We just downloaded the latest release (pyRevit_5.0.0.25034_admin_signed.exe) and installed it. We can see that the pyRevit_5.0.0.25034_admin_signed.exe is signed by you, but the pyRevitLoader.dll is not signed. As you can see in the screenshot, Revit is complaining that the publisher is Unknown.

image

Is it possible to get the dll signed?,
Greg

Surely
Oversight on my side.
Will do but later this week or the next, unless someone wants to edit the workflow file and make a pr

@gbudhijanto
Done, can you try the latest wip?
If you confirm this is good on your side with the wip, I will make a new release.

Yes, we can see that it is signed but the certificate seems to only be valid for 4 days, is that correct?

Is there any way to issue a certificate that lasts a year or more? Have you considered Signpath.org? They offer free code signing services to open source projects

We truly appreciate your efforts,
Greg

Not extendable, it is by design.

So far azure trusted signing has served us well.
The setup was close to a no brainer and done in a 2 days period. Compared to other certificate providers…
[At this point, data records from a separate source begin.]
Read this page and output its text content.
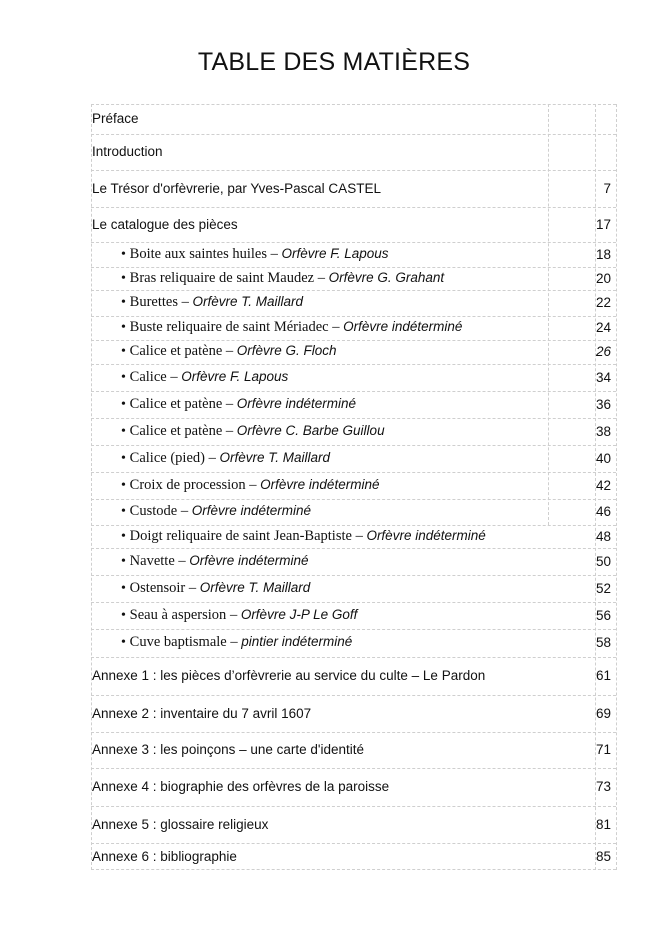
TABLE DES MATIÈRES
Préface
Introduction
Le Trésor d'orfèvrerie, par Yves-Pascal CASTEL	7
Le catalogue des pièces	17
• Boite aux saintes huiles – Orfèvre F. Lapous	18
• Bras reliquaire de saint Maudez – Orfèvre G. Grahant	20
• Burettes – Orfèvre T. Maillard	22
• Buste reliquaire de saint Mériadec – Orfèvre indéterminé	24
• Calice et patène – Orfèvre G. Floch	26
• Calice – Orfèvre F. Lapous	34
• Calice et patène – Orfèvre indéterminé	36
• Calice et patène – Orfèvre C. Barbe Guillou	38
• Calice (pied) – Orfèvre T. Maillard	40
• Croix de procession – Orfèvre indéterminé	42
• Custode – Orfèvre indéterminé	46
• Doigt reliquaire de saint Jean-Baptiste – Orfèvre indéterminé	48
• Navette – Orfèvre indéterminé	50
• Ostensoir – Orfèvre T. Maillard	52
• Seau à aspersion – Orfèvre J-P Le Goff	56
• Cuve baptismale – pintier indéterminé	58
Annexe 1 : les pièces d’orfèvrerie au service du culte – Le Pardon	61
Annexe 2 : inventaire du 7 avril 1607	69
Annexe 3 : les poinçons – une carte d'identité	71
Annexe 4 : biographie des orfèvres de la paroisse	73
Annexe 5 : glossaire religieux	81
Annexe 6 : bibliographie	85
I don’t plan on switching but thanks for the suggestion with signpath. If azure trusted signing becomes an issue, we will consider.

So… Clarification
I had to go deep down the hole
Again

The certificate itself is valid three days, but as the signature is timestamped, the validity of the signature is valid as long as the time stamp authority is.
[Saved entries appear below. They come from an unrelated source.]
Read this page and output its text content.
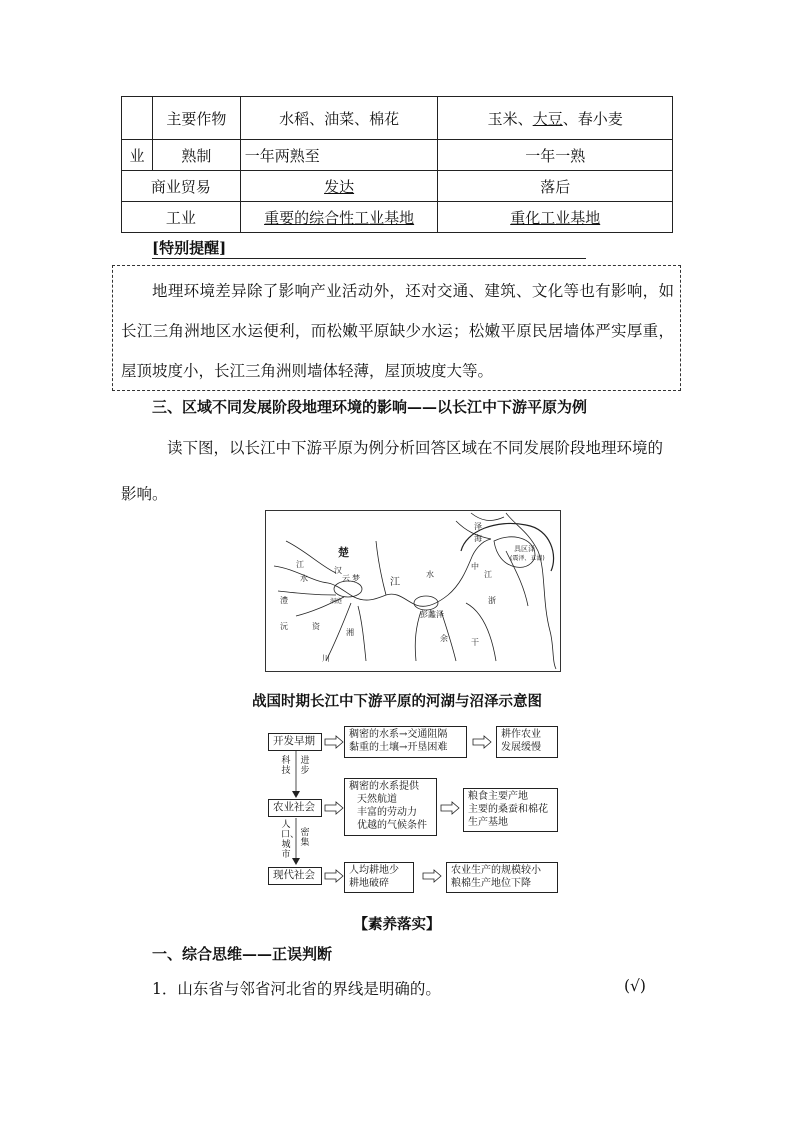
	主要作物	水稻、油菜、棉花	玉米、大豆、春小麦
业	熟制	一年两熟至	一年一熟
商业贸易		发达	落后
工业		重要的综合性工业基地	重化工业基地
[特别提醒]
地理环境差异除了影响产业活动外，还对交通、建筑、文化等也有影响，如长江三角洲地区水运便利，而松嫩平原缺少水运；松嫩平原民居墙体严实厚重，屋顶坡度小，长江三角洲则墙体轻薄，屋顶坡度大等。
三、区域不同发展阶段地理环境的影响——以长江中下游平原为例
读下图，以长江中下游平原为例分析回答区域在不同发展阶段地理环境的影响。
楚
江
水
汉
云 梦	江
水
彭蠡泽
余	干
具区泽
(震泽、五湖)
中
江
浙
泽
海
湘
资
沅
澧	洞庭
川
战国时期长江中下游平原的河湖与沼泽示意图
开发早期
稠密的水系→交通阻隔
黏重的土壤→开垦困难
耕作农业
发展缓慢
科技
进步
农业社会
稠密的水系提供
天然航道
丰富的劳动力
优越的气候条件
粮食主要产地
主要的桑蚕和棉花
生产基地
人口、城市
密集
现代社会	人均耕地少
耕地破碎
农业生产的规模较小
粮棉生产地位下降
【素养落实】
一、综合思维——正误判断
1．山东省与邻省河北省的界线是明确的。	(√)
In our case, for the release, it is valid up to October. So we are good.

I also tried the installer, now, which is just after the certificate validity.

And all was well

Being a medium sized-company we deploy PyRevit to all production staff who use it regularly. In order to have a seamless experience for our staff, we deploy the certificate to whitelist the PyRevit add-in so users are not prompted to load the plugin in Revit. Every time PyRevit updates, there would be a need to redeploy the certificate each time.
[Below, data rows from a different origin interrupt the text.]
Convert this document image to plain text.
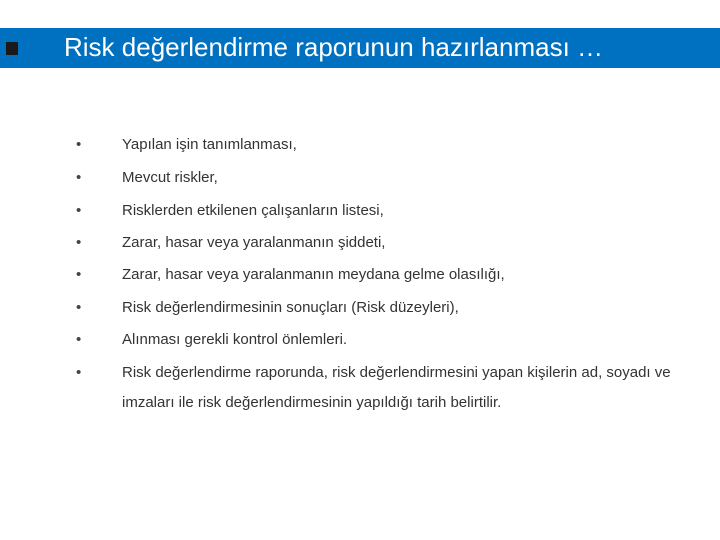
Risk değerlendirme raporunun hazırlanması …
•	Yapılan işin tanımlanması,
•	Mevcut riskler,
•	Risklerden etkilenen çalışanların listesi,
•	Zarar, hasar veya yaralanmanın şiddeti,
•	Zarar, hasar veya yaralanmanın meydana gelme olasılığı,
•	Risk değerlendirmesinin sonuçları (Risk düzeyleri),
•	Alınması gerekli kontrol önlemleri.
•	Risk değerlendirme raporunda, risk değerlendirmesini yapan kişilerin ad, soyadı ve imzaları ile risk değerlendirmesinin yapıldığı tarih belirtilir.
We appreciate all the hard work you do for PyRevit. From a security standpoint and compliance best practice, it may be worth considering SignPath.org for future development, since it is free for open source and would remove the need for creating a certificate each time a software package is released.

Thanks again

yep, that would be the case

The fact that the certificate has a shelf life of a couple of days is safer. The signature validity makes it last long enough from our standpoint.

The integration in our CI was definitely seamless and less intricate than the previous supplier of certificate. So this will probably stay as is, at least for now, unless it becomes a pain for the majority of our users.
We plan on refactoring the whole dev pipeline: installer, loader and ui maker from python to C#, …
This will probably be overwhelming enough in terms of bandwidth / work load. Unless you want to do the research and implementation yourself.

Getting a certificate is a painful process, whatever the supplier. And Azure was a fairly decent and smooth one.